駒木ハヤトの西日本ボクシングレポートアーカイブ

かつて京阪神地区のボクシング会場に通い詰め、レポートを記した男ありけり。はてなダイアリーから記事をインポートしたものの、ブログ化して格段に読み難くなってしまいました。

第8試合・バンタム級8回戦/●チャットーン・ギャットトーボーウボン[タイ国](6R0分19秒負傷判定0−3)ジェロッピ瑞山[千里馬神戸]○

チャットーンはOPBFバンタム級10位にランクされる選手だが、過去の来日戦績は日本ランカー級選手を中心に3戦して未勝利3敗。しかし判定まで粘った試合が2度あり、ランキングなりの試合内容はメイクしている模様。
今回は青コーナーに下ったジェロッピは18勝(8KO)1敗2分の戦績で、OPBFのSフライ級4位のほか、日本ランキングでもSバンタム級で11位にランクされている。05年4月にデビュー。14ヶ月で10戦、デビュー戦の負傷判定を除いて9連勝をマーク。続く比国タイトルマッチで初敗北を喫し、07年2月には敵地・南アフリカで現WBCバンタム級1位のブシ・マリンガが保持していたWBCインター王座に挑戦し、惜しくもドローに終わる。

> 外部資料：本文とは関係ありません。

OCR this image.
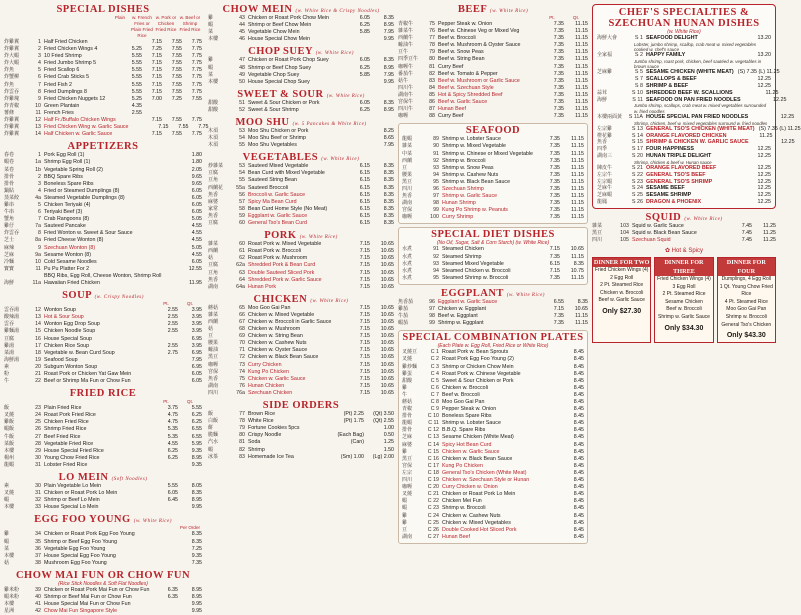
SPECIAL DISHES
Plain	w. French Fries or Plain Fried Rice
w. Pork or Chicken Fried Rice
w. Beef or Shrimp Fried Rice
炸雞翼	1 Half Fried Chicken	7.15	7.55	7.75
炸雞翼	2 Fried Chicken Wings 4	5.25	7.25	7.55	7.75
炸大蝦	3 10 Fried Shrimp	5.55	7.15	7.55	7.75
炸大蝦	4 Fried Jumbo Shrimp 5	5.55	7.15	7.55	7.75
炸魚	5 Fried Scallop 6	5.55	7.15	7.55	7.75
炸蟹柳	6 Fried Crab Sticks 5	5.55	7.15	7.55	7.75
炸魚	7 Fried Fish 2	5.55	7.15	7.55	7.75
炸雲吞	8 Fried Dumplings 8	5.55	7.15	7.55	7.75
炸雞塊	9 Fried Chicken Nuggets 12	5.25	7.00	7.25	7.55
炸青椒	10 Green Plantain	4.35
薯條	11 French Fries	2.55
炸雞翼	12 Half Fr./Buffalo Chicken Wings	7.15	7.55	7.75
炸雞翼	13 Fried Chicken Wing w. Garlic Sauce	7.15	7.55	7.75
炸雞翼	14 Half Chicken w. Garlic Sauce	7.15	7.55	7.75
APPETIZERS
春卷	1 Pork Egg Roll (1)	1.80
蝦卷	1a Shrimp Egg Roll (1)	1.80
菜卷	1b Vegetable Spring Roll (2)	2.05
排骨	2 BBQ Spare Ribs	9.65
排骨	3 Boneless Spare Ribs	9.65
鍋貼	4 Fried or Steamed Dumplings (8)	6.05
蒸菜餃	4a Steamed Vegetable Dumplings (8)	6.05
雞串	5 Chicken Teriyaki (4)	6.05
牛串	6 Teriyaki Beef (3)	6.05
蟹角	7 Crab Rangoons (8)	5.05
雞仔	7a Sauteed Pancake	4.55
炸雲吞	8 Fried Wonton w. Sweet & Sour Sauce	4.55
芝士	8a Fried Cheese Wonton (8)	4.55
麻辣	9 Szechuan Wonton (8)	5.05
芝麻	9a Sesame Wonton (8)	4.55
冷麵	10 Cold Sesame Noodles	6.05
寶寶	11 Pu Pu Platter For 2	12.55
BBQ Ribs, Egg Roll, Cheese Wonton, Shrimp Roll
海鮮	11a Hawaiian Fried Chicken	11.95
SOUP (w. Crispy Noodles)
Pt.	Qt.
雲吞湯	12 Wonton Soup	2.55	3.95
酸辣湯	13 Hot & Sour Soup	2.55	3.95
雲吞	14 Wonton Egg Drop Soup	2.55	3.95
雞麵湯	15 Chicken Noodle Soup	2.55	3.95
豆腐	16 House Special Soup	6.95
雞湯	17 Chicken Rice Soup	2.55	3.95
菜湯	18 Vegetable w. Bean Curd Soup	2.75	6.95
海鮮湯	19 Seafood Soup	7.95
素	20 Subgum Wonton Soup	6.95
粉	21 Roast Pork or Chicken Yat Gaw Mein	6.05
牛	22 Beef or Shrimp Ma Fun or Chow Fun	6.05
FRIED RICE
Pt.	Qt.
飯	23 Plain Fried Rice	3.75	5.55
叉燒	24 Roast Pork Fried Rice	4.75	6.25
雞飯	25 Chicken Fried Rice	4.75	6.25
蝦飯	26 Shrimp Fried Rice	5.35	6.55
牛飯	27 Beef Fried Rice	5.35	6.55
菜飯	28 Vegetable Fried Rice	4.55	5.95
本樓	29 House Special Fried Rice	6.25	9.35
楊州	30 Young Chow Fried Rice	6.25	8.95
龍蝦	31 Lobster Fried Rice	9.35
LO MEIN (Soft Noodles)
素	30 Plain Vegetable Lo Mein	5.55	8.05
叉燒	31 Chicken or Roast Pork Lo Mein	6.05	8.35
蝦	32 Shrimp or Beef Lo Mein	6.45	8.95
本樓	33 House Special Lo Mein	9.95
EGG FOO YOUNG (w. White Rice)
Per Order
雞	34 Chicken or Roast Pork Egg Foo Young	8.35
蝦	35 Shrimp or Beef Egg Foo Young	8.35
菜	36 Vegetable Egg Foo Young	7.25
本樓	37 House Special Egg Foo Young	9.35
菇	38 Mushroom Egg Foo Young	7.35
CHOW MAI FUN OR CHOW FUN
(Rice Stick Noodles & Soft Flat Noodles)
雞米粉	39 Chicken or Roast Pork Mai Fun or Chow Fun	6.35	8.95
蝦米粉	40 Shrimp or Beef Mai Fun or Chow Fun	6.35	8.95
本樓	41 House Special Mai Fun or Chow Fun	9.95
星洲	42 Chow Mai Fun Singapore Style	9.95
CHOW MEIN (w. White Rice & Crispy Noodles)
雞	43 Chicken or Roast Pork Chow Mein	6.05	8.35
蝦	44 Shrimp or Beef Chow Mein	6.25	8.95
菜	45 Vegetable Chow Mein	5.85	7.95
本樓	46 House Special Chow Mein	9.95
CHOP SUEY (w. White Rice)
雞	47 Chicken or Roast Pork Chop Suey	6.05	8.35
蝦	48 Shrimp or Beef Chop Suey	6.25	8.95
菜	49 Vegetable Chop Suey	5.85	7.95
本樓	50 House Special Chop Suey	9.95
SWEET & SOUR (w. White Rice)
甜酸	51 Sweet & Sour Chicken or Pork	6.05	8.35
甜酸	52 Sweet & Sour Shrimp	6.25	8.95
MOO SHU (w. 5 Pancakes & White Rice)
木須	53 Moo Shu Chicken or Pork	8.25
木須	54 Moo Shu Beef or Shrimp	8.65
木須	55 Moo Shu Vegetables	7.95
VEGETABLES (w. White Rice)
炒雜菜	53 Sauteed Mixed Vegetable	6.15	8.35
豆腐	54 Bean Curd with Mixed Vegetable	6.15	8.35
豆角	55 Sauteed String Bean	6.15	8.35
西蘭花	55a Sauteed Broccoli	6.15	8.35
魚香	56 Broccoli w. Garlic Sauce	6.15	8.35
麻婆	57 Spicy Ma Bean Curd	6.15	8.35
家常	58 Bean Curd Home Style (No Meat)	6.15	8.35
魚香	59 Eggplant w. Garlic Sauce	6.15	8.35
豆腐	60 General Tso's Bean Curd	6.15	8.35
PORK (w. White Rice)
雜菜	60 Roast Pork w. Mixed Vegetable	7.15	10.65
西蘭	61 Roast Pork w. Broccoli	7.15	10.65
菇	62 Roast Pork w. Mushroom	7.15	10.65
豆腐	62a Shredded Pork & Bean Curd	7.15	10.65
豆角	63 Double Sauteed Sliced Pork	7.15	10.65
魚香	64 Shredded Pork w. Garlic Sauce	7.15	10.65
湖南	64a Hunan Pork	7.15	10.65
CHICKEN (w. White Rice)
蘑菇	65 Moo Goo Gai Pan	7.15	10.65
雜菜	66 Chicken w. Mixed Vegetable	7.15	10.65
西蘭	67 Chicken w. Broccoli in Garlic Sauce	7.15	10.65
菇	68 Chicken w. Mushroom	7.15	10.65
豆	69 Chicken w. String Bean	7.15	10.65
腰果	70 Chicken w. Cashew Nuts	7.15	10.65
蠔油	71 Chicken w. Oyster Sauce	7.15	10.65
黑豆	72 Chicken w. Black Bean Sauce	7.15	10.65
咖喱	73 Curry Chicken	7.15	10.65
宮保	74 Kung Po Chicken	7.15	10.65
魚香	75 Chicken w. Garlic Sauce	7.15	10.65
湖南	76 Hunan Chicken	7.15	10.65
四川	76a Szechuan Chicken	7.15	10.65
SIDE ORDERS
飯	77 Brown Rice	(Pt) 2.25	(Qt) 3.50
白飯	78 White Rice	(Pt) 1.75	(Qt) 2.55
餅	79 Fortune Cookies 5pcs	1.00
脆麵	80 Crispy Noodle	(Each Bag)	0.50
汽水	81 Soda	(Can)	1.25
蝦	82 Shrimp	1.50
冰茶	83 Homemade Ice Tea	(Sm) 1.00	(Lg) 2.00
BEEF (w. White Rice)
Pt.	Qt.
青椒牛	75 Pepper Steak w. Onion	7.35	11.15
雜菜牛	76 Beef w. Chinese Veg or Mixed Veg	7.35	11.15
西蘭牛	77 Beef w. Broccoli	7.35	11.15
蠔油牛	78 Beef w. Mushroom & Oyster Sauce	7.35	11.15
豆牛	79 Beef w. Snow Peas	7.35	11.15
四季豆牛	80 Beef w. String Bean	7.35	11.15
咖喱牛	81 Curry Beef	7.35	11.15
番茄牛	82 Beef w. Tomato & Pepper	7.35	11.15
菇牛	83 Beef w. Mushroom or Garlic Sauce	7.35	11.15
四川牛	84 Beef w. Szechuan Style	7.35	11.15
湖南牛	85 Hot & Spicy Shredded Beef	7.35	11.15
宮保牛	86 Beef w. Garlic Sauce	7.35	11.15
四川牛	87 Hunan Beef	7.35	11.15
咖喱	88 Curry Beef	7.35	11.15
SEAFOOD
龍蝦	89 Shrimp w. Lobster Sauce	7.35	11.15
雜菜	90 Shrimp w. Mixed Vegetable	7.35	11.15
中菜	91 Shrimp w. Chinese or Mixed Vegetable	7.35	11.15
西蘭	92 Shrimp w. Broccoli	7.35	11.15
豆	93 Shrimp w. Snow Peas	7.35	11.15
腰果	94 Shrimp w. Cashew Nuts	7.35	11.15
黑豆	95 Shrimp w. Black Bean Sauce	7.35	11.15
四川	96 Szechuan Shrimp	7.35	11.15
魚香	97 Shrimp w. Garlic Sauce	7.35	11.15
湖南	98 Hunan Shrimp	7.35	11.15
宮保	99 Kung Po Shrimp w. Peanuts	7.35	11.15
咖喱	100 Curry Shrimp	7.35	11.15
SPECIAL DIET DISHES
(No Oil, Sugar, Salt & Corn Starch) (w. White Rice)
水煮	91 Steamed Chicken	7.15	10.65
水煮	92 Steamed Shrimp	7.35	11.15
水煮	93 Steamed Mixed Vegetable	6.15	8.35
水煮	94 Steamed Chicken w. Broccoli	7.15	10.75
水煮	95 Steamed Shrimp w. Broccoli	7.35	11.15
EGGPLANT (w. White Rice)
魚香茄	96 Eggplant w. Garlic Sauce	6.55	8.35
雞茄	97 Chicken w. Eggplant	7.15	10.65
牛茄	98 Beef w. Eggplant	7.35	11.15
蝦茄	99 Shrimp w. Eggplant	7.35	11.15
SPECIAL COMBINATION PLATES
(Each Plate w. Egg Roll, Fried Rice or White Rice)
叉燒豆	C 1 Roast Pork w. Bean Sprouts	8.45
叉燒	C 2 Roast Pork Egg Foo Young (2)	8.45
雞炒麵	C 3 Shrimp or Chicken Chow Mein	8.45
雞蛋	C 4 Roast Pork w. Chinese Vegetable	8.45
甜酸	C 5 Sweet & Sour Chicken or Pork	8.45
雞	C 6 Chicken w. Broccoli	8.45
牛	C 7 Beef w. Broccoli	8.45
蘑菇	C 8 Moo Goo Gai Pan	8.45
青椒	C 9 Pepper Steak w. Onion	8.45
排骨	C 10 Boneless Spare Ribs	8.45
龍蝦	C 11 Shrimp w. Lobster Sauce	8.45
排骨	C 12 B.B.Q. Spare Ribs	8.45
芝麻	C 13 Sesame Chicken (White Meat)	8.45
麻婆	C 14 Spicy Hot Bean Curd	8.45
雞	C 15 Chicken w. Garlic Sauce	8.45
黑豆	C 16 Chicken w. Black Bean Sauce	8.45
宮保	C 17 Kung Po Chicken	8.45
左宗	C 18 General Tso's Chicken (White Meat)	8.45
四川	C 19 Chicken w. Szechuan Style or Hunan	8.45
咖喱	C 20 Curry Chicken w. Onion	8.45
叉燒	C 21 Chicken or Roast Pork Lo Mein	8.45
蝦	C 22 Chicken Mei Fun	8.45
蝦	C 23 Shrimp w. Broccoli	8.45
雞	C 24 Chicken w. Cashew Nuts	8.45
雞	C 25 Chicken w. Mixed Vegetables	8.45
豆	C 26 Double Cooked Hot Sliced Pork	8.45
湖南	C 27 Hunan Beef	8.45
CHEF'S SPECIALTIES & SZECHUAN HUNAN DISHES
(w. White Rice)
海鮮大會	S 1 SEAFOOD DELIGHT	13.20
Lobster, jumbo shrimp, scallop, crab meat w. mixed vegetables cooked w. chef's sauce
全家福	S 2 HAPPY FAMILY	13.20
Jumbo shrimp, roast pork, chicken, beef sautéed w. vegetables in brown sauce
芝麻雞	S 5 SESAME CHICKEN (WHITE MEAT) (S) 7.35 (L) 11.25
S 7 SCALLOPS & BEEF	12.25
S 8 SHRIMP & BEEF	12.25
蒜茸	S 10 SHREDDED BEEF W. SCALLIONS	11.25
海鮮	S 11 SEAFOOD ON PAN FRIED NOODLES	12.25
Jumbo shrimp, scallops, crab meat w. mixed vegetables surrounded w. fried noodles
本樓兩面黃	S 11A HOUSE SPECIAL PAN FRIED NOODLES	12.25
Shrimp, chicken, beef w. mixed vegetables surround w. fried noodles
左宗雞	S 13 GENERAL TSO'S CHICKEN (WHITE MEAT) (S) 7.35 (L) 11.25
橙花雞	S 14 ORANGE FLAVORED CHICKEN	11.25
魚香	S 15 SHRIMP & CHICKEN W. GARLIC SAUCE	12.25
四季	S 17 FOUR HAPPINESS	12.25
湖南三	S 20 HUNAN TRIPLE DELIGHT	12.25
Shrimp, chicken & beef w. Hunan sauce
陳皮牛	S 21 ORANGE FLAVORED BEEF	12.25
左宗牛	S 22 GENERAL TSO'S BEEF	12.25
左宗蝦	S 23 GENERAL TSO'S SHRIMP	12.25
芝麻牛	S 24 SESAME BEEF	12.25
芝麻蝦	S 25 SESAME SHRIMP	12.25
龍鳳	S 26 DRAGON & PHOENIX	12.25
SQUID (w. White Rice)
雜菜	103 Squid w. Garlic Sauce	7.45	11.25
黑豆	104 Squid w. Black Bean Sauce	7.45	11.25
四川	105 Szechuan Squid	7.45	11.25
✿ Hot & Spicy
DINNER FOR TWO
Fried Chicken Wings (4)
2 Egg Roll
2 Pt. Steamed Rice
Chicken w. Broccoli
Beef w. Garlic Sauce
Only $27.30
DINNER FOR THREE
Fried Chicken Wings (4)
3 Egg Roll
2 Pt. Steamed Rice
Sesame Chicken
Beef w. Broccoli
Shrimp w. Garlic Sauce
Only $34.30
DINNER FOR FOUR
Dumplings, 4 Egg Roll
1 Qt. Young Chow Fried Rice
4 Pt. Steamed Rice
Moo Goo Gai Pan
Shrimp w. Broccoli
General Tso's Chicken
Only $43.30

その後は長谷川穂積のスパーリング・パートナーを務めた縁で千里馬神戸ジムに長期滞在。現在は輸入ボクサー扱いで千里馬神戸所属となっている。来日以来、難波拓人[明石]、川口裕[Gツダ]、松元雄大[Gツダ]、西正隼[正拳]、と西日本の若手A級選手への4連勝を含む負け無しの7連勝。08年9月には中日本の負け越し選手を2Rで片付けて格の差を見せ付け、11月に元日本ランカーの村井勇希[Gツダ]を技術で完封している。
1R。両者牽制しながら断続的に直線的なアタックをし、ボディブローを繰り出す。捌き合いで明確なヒットの少ない互角の展開だが、先手の攻めはチャットーンが僅かに多いか。
2R。このラウンドに入ってジェロッピは意識して先手の攻め。左フック、右ボディでヒット、有効打連発。短時間で相手の動きを見切るジェロッピの目の良さは今日も健在。チャットーンはカウンターで反撃するが不発目立ち、ヒット数でも見劣り。
3R。平均ペースで強打を放つ、メリハリに欠ける展開に。ジェロッピが慎重に右ボディストレートを決め左右フックを顔面に入れる。右ストレート連発であわやダウンという場面もあったが、裁定はスリップ。
4R。ショート〜ミドルレンジの打撃戦。ジェロッピがボディと右フックで有効打を連発。チャットーンもボディ中心にヒットを返して粘り強い。やや大味な展開が続く。
5R。このラウンドも打撃戦。左ボディ、右フックでジェロッピが優勢に立つ。効かされたちゃっとーんはクリンチが多くなった。ジェロッピはラッシュでも決めて仕留めたかったが、決定的場面には至らず。
6R。ラウンド開始直後に偶然のバッティングでジェロッピが左目上を負傷。まだ続行出来そうな怪我だったが、試合の趨勢は決しつつあり、客席の盛り上がりも今一つということで打ち切り気味のストップ。
6Rまでの採点で争われた公式判定は半田60-55、原田60-56、坂本60-56の3−0でジェロッピ。駒木の採点は6Rを10-10で固定して「A」59-56「B」60-56でジェロッピ優勢。
ジェロッピがワンサイド気味の優勢に持ち込んで来日8連勝。東洋圏での強さを今回もアピールしたが、またも単調な試合展開で客席を冷やしてしまった。淡々とした攻めはジャッジ的にも印象が悪くなりそうで、もっとKOを狙うケレン味が欲しい。
チャットーンはそれなりに戦意のある所を見せたが、ランキング相応の選手という印象。